As a Federal Employee, I take a bit of offense at "Overpaid Public Employees".
As you should. Personally I used it ironically, but it has become part of the popular "free market is better" meme. I have friends and family members who have worked for some level of government and, especially as you go up the management chain, salaries do not seem to keep up with what people could get in the private sector.
It has been the economic fashion over the last few decades to hand over as much work as possible to private partners based on the theory that the private sector is more "competitive" but this is usually bogus as there is no real reason to be efficient when you have your claws on a government contract and the politicians that slipped it to you. Just imagine how much cheaper the invasion of Iraq would have been if all the logistics were through the army rather than through a cost plus friend of certain politicians contractor like KBR? The contractor was hiring away the governments own soldiers to pay them to do the same job they were already doing but for three times the pay but still coming out of the same tax money just so that they could charge a percentage of every dollar spent.
Government contracts are just a way to pay off political supporters with other people's money.
Generally the example of KBR paying high to collect higher is an anomaly and much of the time a private contractor will pay the actual people who do the work less than what the government would pay, but the management structure gets paid much more especially the guys at the very top and the major share holders. Roughly twice to three times the cost is about right across the board.
Now, some things are better left to private industry. Smart phones and game consoles, for example. Other things, like health care, really shouldn't. And when you look at for profit healthcare in the US versus the nearest comparator, Canada you find that US healthcare spending per capita is twice the Canadian cost but coverage in Canada is better.
Of course, if you are in America and you are wealthy then you can buy tip-top healthcare just like Steve Jobs did - but it still won't buy you a miracle.
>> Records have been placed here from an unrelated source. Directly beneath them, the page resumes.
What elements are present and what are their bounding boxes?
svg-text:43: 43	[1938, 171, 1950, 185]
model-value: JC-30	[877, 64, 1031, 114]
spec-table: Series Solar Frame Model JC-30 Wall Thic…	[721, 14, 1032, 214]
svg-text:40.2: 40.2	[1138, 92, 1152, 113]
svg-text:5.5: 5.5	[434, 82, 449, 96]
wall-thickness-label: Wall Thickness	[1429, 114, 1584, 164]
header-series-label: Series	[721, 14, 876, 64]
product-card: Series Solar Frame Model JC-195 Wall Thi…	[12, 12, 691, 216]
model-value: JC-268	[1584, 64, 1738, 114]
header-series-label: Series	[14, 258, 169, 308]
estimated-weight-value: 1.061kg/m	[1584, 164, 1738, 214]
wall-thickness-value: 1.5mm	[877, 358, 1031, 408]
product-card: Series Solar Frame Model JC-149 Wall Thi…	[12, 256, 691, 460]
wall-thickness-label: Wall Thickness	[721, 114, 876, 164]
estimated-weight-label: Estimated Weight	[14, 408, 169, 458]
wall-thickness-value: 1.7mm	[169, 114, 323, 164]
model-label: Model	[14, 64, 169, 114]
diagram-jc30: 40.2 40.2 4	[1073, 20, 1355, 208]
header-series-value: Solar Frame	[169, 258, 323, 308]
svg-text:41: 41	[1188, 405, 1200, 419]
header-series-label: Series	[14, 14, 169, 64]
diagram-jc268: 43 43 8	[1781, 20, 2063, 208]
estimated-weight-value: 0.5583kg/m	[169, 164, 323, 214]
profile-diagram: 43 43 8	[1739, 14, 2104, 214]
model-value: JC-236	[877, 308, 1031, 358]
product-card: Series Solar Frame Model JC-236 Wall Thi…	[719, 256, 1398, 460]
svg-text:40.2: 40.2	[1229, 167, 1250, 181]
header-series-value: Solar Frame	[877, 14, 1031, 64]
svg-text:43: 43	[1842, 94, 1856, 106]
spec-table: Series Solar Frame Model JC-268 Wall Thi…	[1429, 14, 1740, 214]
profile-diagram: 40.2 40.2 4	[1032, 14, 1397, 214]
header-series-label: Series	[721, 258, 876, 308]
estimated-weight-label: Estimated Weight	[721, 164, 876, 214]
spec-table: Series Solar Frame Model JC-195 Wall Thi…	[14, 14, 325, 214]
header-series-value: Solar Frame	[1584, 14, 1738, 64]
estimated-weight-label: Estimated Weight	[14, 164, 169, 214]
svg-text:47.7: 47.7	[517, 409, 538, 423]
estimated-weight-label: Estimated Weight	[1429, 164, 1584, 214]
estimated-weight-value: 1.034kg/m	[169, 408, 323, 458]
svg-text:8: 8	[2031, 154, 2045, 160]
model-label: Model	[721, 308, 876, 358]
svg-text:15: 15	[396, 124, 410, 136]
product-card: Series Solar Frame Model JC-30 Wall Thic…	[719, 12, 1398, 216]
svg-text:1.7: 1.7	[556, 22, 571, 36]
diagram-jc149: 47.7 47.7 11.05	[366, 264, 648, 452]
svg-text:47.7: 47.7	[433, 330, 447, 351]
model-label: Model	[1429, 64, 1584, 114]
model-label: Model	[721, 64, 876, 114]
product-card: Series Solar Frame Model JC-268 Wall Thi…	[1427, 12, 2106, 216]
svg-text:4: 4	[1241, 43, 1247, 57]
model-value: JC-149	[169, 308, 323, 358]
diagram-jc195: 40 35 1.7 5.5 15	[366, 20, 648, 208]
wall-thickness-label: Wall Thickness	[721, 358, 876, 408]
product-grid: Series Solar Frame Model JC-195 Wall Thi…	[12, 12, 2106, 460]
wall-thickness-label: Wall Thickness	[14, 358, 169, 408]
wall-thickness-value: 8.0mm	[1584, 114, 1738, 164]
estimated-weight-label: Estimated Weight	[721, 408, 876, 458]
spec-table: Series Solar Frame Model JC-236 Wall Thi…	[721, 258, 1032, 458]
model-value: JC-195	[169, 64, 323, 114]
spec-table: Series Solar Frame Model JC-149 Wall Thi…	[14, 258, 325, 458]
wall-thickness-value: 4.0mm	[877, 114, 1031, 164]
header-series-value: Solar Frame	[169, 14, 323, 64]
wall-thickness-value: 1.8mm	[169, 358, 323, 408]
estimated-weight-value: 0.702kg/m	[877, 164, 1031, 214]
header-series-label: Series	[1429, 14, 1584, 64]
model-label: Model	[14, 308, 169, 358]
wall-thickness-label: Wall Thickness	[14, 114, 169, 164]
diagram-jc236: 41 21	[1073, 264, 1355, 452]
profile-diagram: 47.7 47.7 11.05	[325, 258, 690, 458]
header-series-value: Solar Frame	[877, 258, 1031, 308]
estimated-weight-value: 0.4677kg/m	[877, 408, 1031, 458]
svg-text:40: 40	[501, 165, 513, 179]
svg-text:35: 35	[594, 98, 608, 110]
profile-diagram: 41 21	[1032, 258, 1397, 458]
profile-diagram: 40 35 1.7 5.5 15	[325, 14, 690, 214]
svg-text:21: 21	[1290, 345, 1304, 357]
For an awful lot of the daily services, government can run things just as well or better than private industry - if they are adequately funded. On the other hand, private contractors can take over and run public utilities for a much lower cost .. for a limited time. Since, if you don't spend money on maintenance you can put all that money into your own pocket. And when everything goes to hell the government will be forced to step back in and fix everything up again at the cost of the taxpayers.